American light aircraft prototype

The Cessna Next Generation Propeller Aircraft (NGP) was a proof-of-concept design for a future family of single engine, fixed-gear, high cantilever wing, light aircraft intended for personal, flight training and commercial use.

The single flying prototype, registered N99110, was flight tested by Cessna, and first seen publicly in flight on 24 July 2006 at EAA AirVenture Oshkosh.

==Nomenclature==
The aircraft was originally introduced as the "Next Generation Piston", but starting in April 2008 Cessna began referring to it as the "Next Generation Propeller" aircraft instead. After absorbing the recently purchased Columbia Aircraft line, now known as the Cessna 350 and Cessna 400, Cessna indicated that it was re-positioning the NGP to fit logically into its current aircraft fleet. "Our team is working on finalizing the configuration," said Van Abel, Cessna's project engineer for the NGP in April 2008. “We continue to evaluate features and materials that will produce a new, unique aircraft family with a potential for multiple powerplants.” This indicates that the aircraft may become turbine or diesel powered so as not to conflict with sales of the 350 and 400.

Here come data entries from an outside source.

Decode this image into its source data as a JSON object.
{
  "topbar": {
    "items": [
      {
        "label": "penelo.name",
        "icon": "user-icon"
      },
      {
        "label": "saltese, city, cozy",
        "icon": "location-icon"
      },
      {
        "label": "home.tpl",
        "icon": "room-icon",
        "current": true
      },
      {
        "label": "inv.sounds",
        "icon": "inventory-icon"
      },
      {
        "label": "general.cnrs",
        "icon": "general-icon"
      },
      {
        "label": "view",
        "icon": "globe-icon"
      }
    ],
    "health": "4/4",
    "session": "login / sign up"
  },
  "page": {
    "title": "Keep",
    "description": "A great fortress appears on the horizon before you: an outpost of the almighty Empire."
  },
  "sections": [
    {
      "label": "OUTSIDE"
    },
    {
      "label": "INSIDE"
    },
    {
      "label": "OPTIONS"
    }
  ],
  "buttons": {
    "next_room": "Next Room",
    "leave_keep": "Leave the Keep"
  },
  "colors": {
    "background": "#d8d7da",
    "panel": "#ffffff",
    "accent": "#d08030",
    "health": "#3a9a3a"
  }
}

==Design and development==
Very little information was made public about the aircraft since development began sometime in early 2005. Cessna confirmed that the NGP was designed specifically to compete with other, newer aircraft. Due to its intended role as competition for the Cirrus SR22, it was frequently referred to in the aviation press as the "Cirrus Killer".

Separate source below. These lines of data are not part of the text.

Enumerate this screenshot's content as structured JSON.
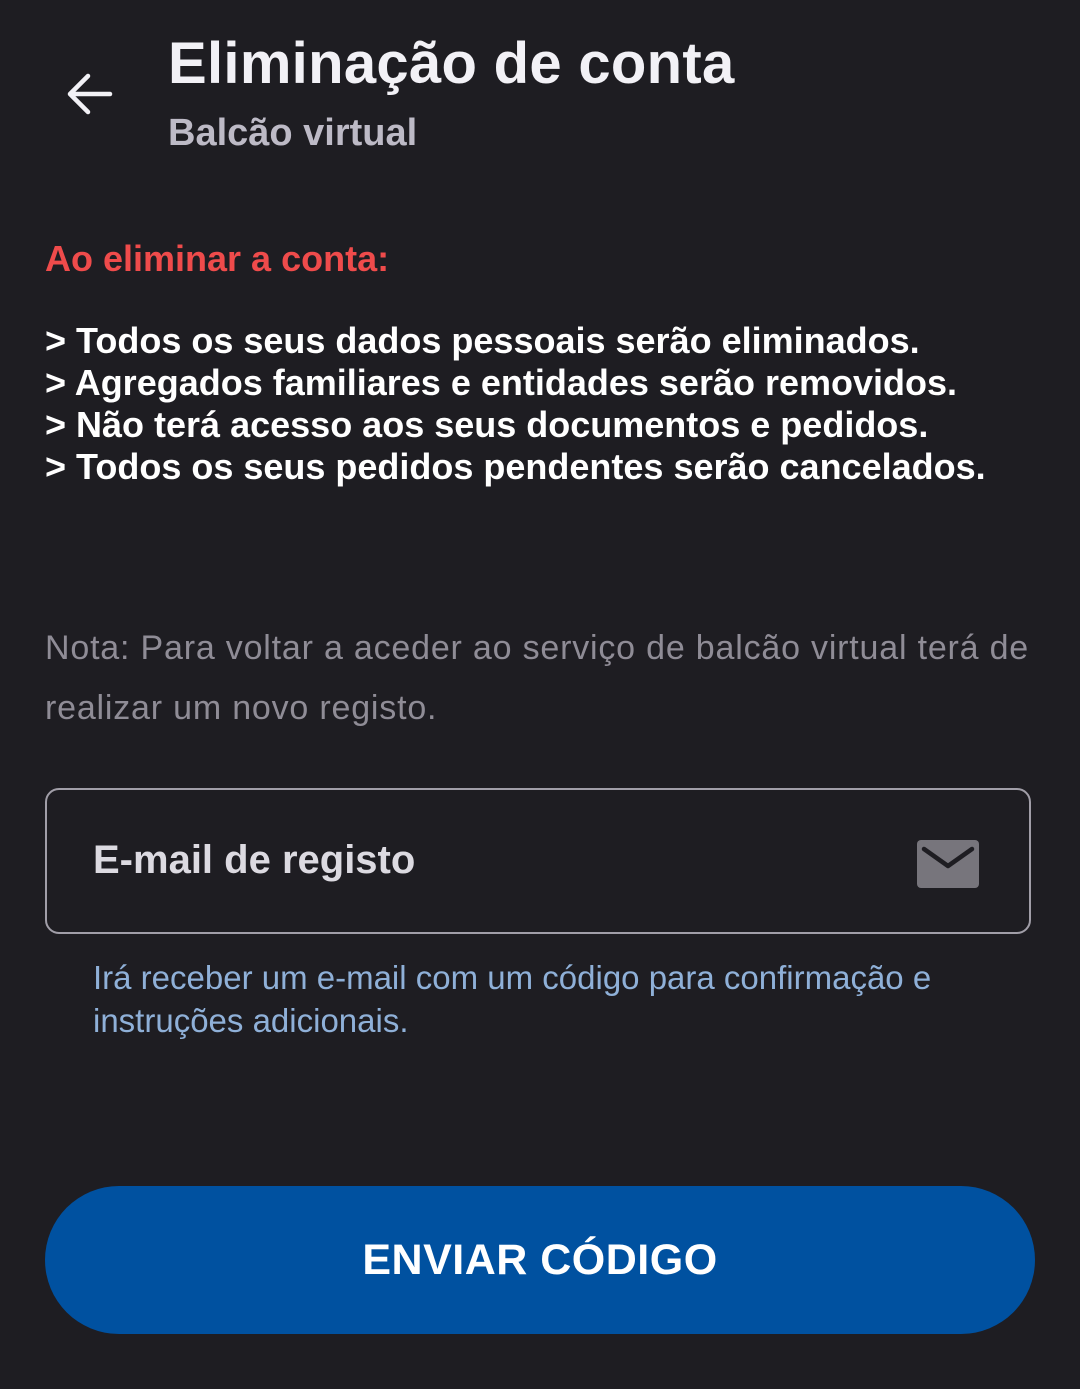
{
  "header": {
    "title": "Eliminação de conta",
    "subtitle": "Balcão virtual",
    "back_icon": "arrow-left-icon"
  },
  "warning": {
    "heading": "Ao eliminar a conta:",
    "items": [
      "> Todos os seus dados pessoais serão eliminados.",
      "> Agregados familiares e entidades serão removidos.",
      "> Não terá acesso aos seus documentos e pedidos.",
      "> Todos os seus pedidos pendentes serão cancelados."
    ]
  },
  "note": "Nota: Para voltar a aceder ao serviço de balcão virtual terá de realizar um novo registo.",
  "email_field": {
    "label": "E-mail de registo",
    "value": "",
    "icon": "mail-icon",
    "helper": "Irá receber um e-mail com um código para confirmação e instruções adicionais."
  },
  "actions": {
    "send_code": "ENVIAR CÓDIGO"
  },
  "colors": {
    "background": "#1e1d22",
    "warning": "#ef4b4b",
    "helper": "#8fb0d8",
    "primary": "#0051a0"
  }
}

The NGP mock-up displayed at AOPA Air Expo 2006, in Palm Springs, California, had five seats. The aircraft was, at that time, intended be powered by a Lycoming IO-580 FADEC 320 hp engine controlled by a single power lever. The design mock-up had four doors with a separate baggage door on the left side, tricycle landing gear with a castering nose wheel and a forward-swept high-mounted wing of relatively small area.

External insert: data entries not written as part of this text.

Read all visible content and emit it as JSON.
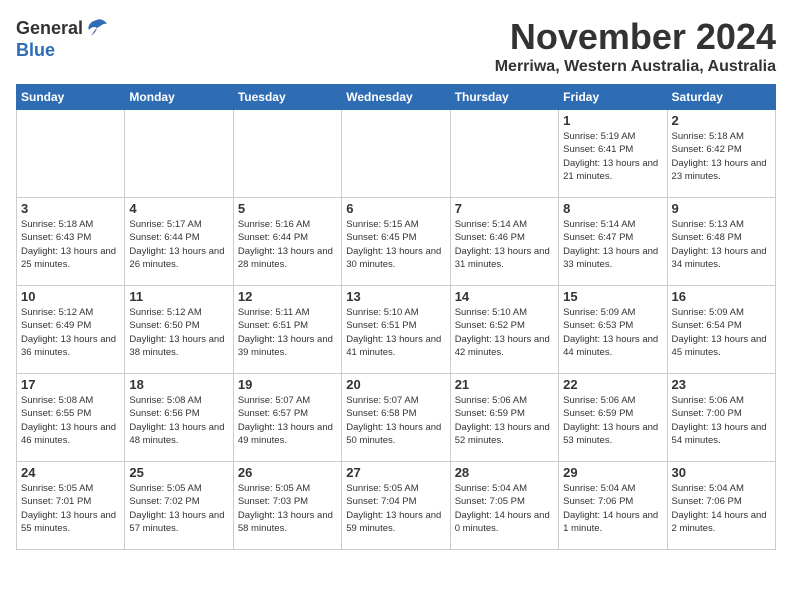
{
  "header": {
    "logo_general": "General",
    "logo_blue": "Blue",
    "month_title": "November 2024",
    "location": "Merriwa, Western Australia, Australia"
  },
  "weekdays": [
    "Sunday",
    "Monday",
    "Tuesday",
    "Wednesday",
    "Thursday",
    "Friday",
    "Saturday"
  ],
  "weeks": [
    [
      {
        "day": "",
        "info": ""
      },
      {
        "day": "",
        "info": ""
      },
      {
        "day": "",
        "info": ""
      },
      {
        "day": "",
        "info": ""
      },
      {
        "day": "",
        "info": ""
      },
      {
        "day": "1",
        "info": "Sunrise: 5:19 AM\nSunset: 6:41 PM\nDaylight: 13 hours\nand 21 minutes."
      },
      {
        "day": "2",
        "info": "Sunrise: 5:18 AM\nSunset: 6:42 PM\nDaylight: 13 hours\nand 23 minutes."
      }
    ],
    [
      {
        "day": "3",
        "info": "Sunrise: 5:18 AM\nSunset: 6:43 PM\nDaylight: 13 hours\nand 25 minutes."
      },
      {
        "day": "4",
        "info": "Sunrise: 5:17 AM\nSunset: 6:44 PM\nDaylight: 13 hours\nand 26 minutes."
      },
      {
        "day": "5",
        "info": "Sunrise: 5:16 AM\nSunset: 6:44 PM\nDaylight: 13 hours\nand 28 minutes."
      },
      {
        "day": "6",
        "info": "Sunrise: 5:15 AM\nSunset: 6:45 PM\nDaylight: 13 hours\nand 30 minutes."
      },
      {
        "day": "7",
        "info": "Sunrise: 5:14 AM\nSunset: 6:46 PM\nDaylight: 13 hours\nand 31 minutes."
      },
      {
        "day": "8",
        "info": "Sunrise: 5:14 AM\nSunset: 6:47 PM\nDaylight: 13 hours\nand 33 minutes."
      },
      {
        "day": "9",
        "info": "Sunrise: 5:13 AM\nSunset: 6:48 PM\nDaylight: 13 hours\nand 34 minutes."
      }
    ],
    [
      {
        "day": "10",
        "info": "Sunrise: 5:12 AM\nSunset: 6:49 PM\nDaylight: 13 hours\nand 36 minutes."
      },
      {
        "day": "11",
        "info": "Sunrise: 5:12 AM\nSunset: 6:50 PM\nDaylight: 13 hours\nand 38 minutes."
      },
      {
        "day": "12",
        "info": "Sunrise: 5:11 AM\nSunset: 6:51 PM\nDaylight: 13 hours\nand 39 minutes."
      },
      {
        "day": "13",
        "info": "Sunrise: 5:10 AM\nSunset: 6:51 PM\nDaylight: 13 hours\nand 41 minutes."
      },
      {
        "day": "14",
        "info": "Sunrise: 5:10 AM\nSunset: 6:52 PM\nDaylight: 13 hours\nand 42 minutes."
      },
      {
        "day": "15",
        "info": "Sunrise: 5:09 AM\nSunset: 6:53 PM\nDaylight: 13 hours\nand 44 minutes."
      },
      {
        "day": "16",
        "info": "Sunrise: 5:09 AM\nSunset: 6:54 PM\nDaylight: 13 hours\nand 45 minutes."
      }
    ],
    [
      {
        "day": "17",
        "info": "Sunrise: 5:08 AM\nSunset: 6:55 PM\nDaylight: 13 hours\nand 46 minutes."
      },
      {
        "day": "18",
        "info": "Sunrise: 5:08 AM\nSunset: 6:56 PM\nDaylight: 13 hours\nand 48 minutes."
      },
      {
        "day": "19",
        "info": "Sunrise: 5:07 AM\nSunset: 6:57 PM\nDaylight: 13 hours\nand 49 minutes."
      },
      {
        "day": "20",
        "info": "Sunrise: 5:07 AM\nSunset: 6:58 PM\nDaylight: 13 hours\nand 50 minutes."
      },
      {
        "day": "21",
        "info": "Sunrise: 5:06 AM\nSunset: 6:59 PM\nDaylight: 13 hours\nand 52 minutes."
      },
      {
        "day": "22",
        "info": "Sunrise: 5:06 AM\nSunset: 6:59 PM\nDaylight: 13 hours\nand 53 minutes."
      },
      {
        "day": "23",
        "info": "Sunrise: 5:06 AM\nSunset: 7:00 PM\nDaylight: 13 hours\nand 54 minutes."
      }
    ],
    [
      {
        "day": "24",
        "info": "Sunrise: 5:05 AM\nSunset: 7:01 PM\nDaylight: 13 hours\nand 55 minutes."
      },
      {
        "day": "25",
        "info": "Sunrise: 5:05 AM\nSunset: 7:02 PM\nDaylight: 13 hours\nand 57 minutes."
      },
      {
        "day": "26",
        "info": "Sunrise: 5:05 AM\nSunset: 7:03 PM\nDaylight: 13 hours\nand 58 minutes."
      },
      {
        "day": "27",
        "info": "Sunrise: 5:05 AM\nSunset: 7:04 PM\nDaylight: 13 hours\nand 59 minutes."
      },
      {
        "day": "28",
        "info": "Sunrise: 5:04 AM\nSunset: 7:05 PM\nDaylight: 14 hours\nand 0 minutes."
      },
      {
        "day": "29",
        "info": "Sunrise: 5:04 AM\nSunset: 7:06 PM\nDaylight: 14 hours\nand 1 minute."
      },
      {
        "day": "30",
        "info": "Sunrise: 5:04 AM\nSunset: 7:06 PM\nDaylight: 14 hours\nand 2 minutes."
      }
    ]
  ]
}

Reportedly the prototype accumulated more than 20 hours of flying time between its first flight on 23 June 2006 and the fly-by at Oshkosh on 24 July 2006. During its appearance at AirVenture it was fully painted in a factory-style paint scheme and sported wheel pants. The structure was made from composite materials and aluminum, optimizing the available technology.

Cessna President and CEO Jack Pelton confirmed at AirVenture 2006 that the NGP was intended at that time to be the first of a new family of Cessna singles that would, in the long term, replace the Cessna 172 and 182 in production. Pelton also confirmed that while the prototype flew with a Lycoming powerplant, Cessna was examining alternative new technology engines as well. The prototype was exhibited at the April 2007 Sun 'n Fun general aviation event held at Lakeland, Florida.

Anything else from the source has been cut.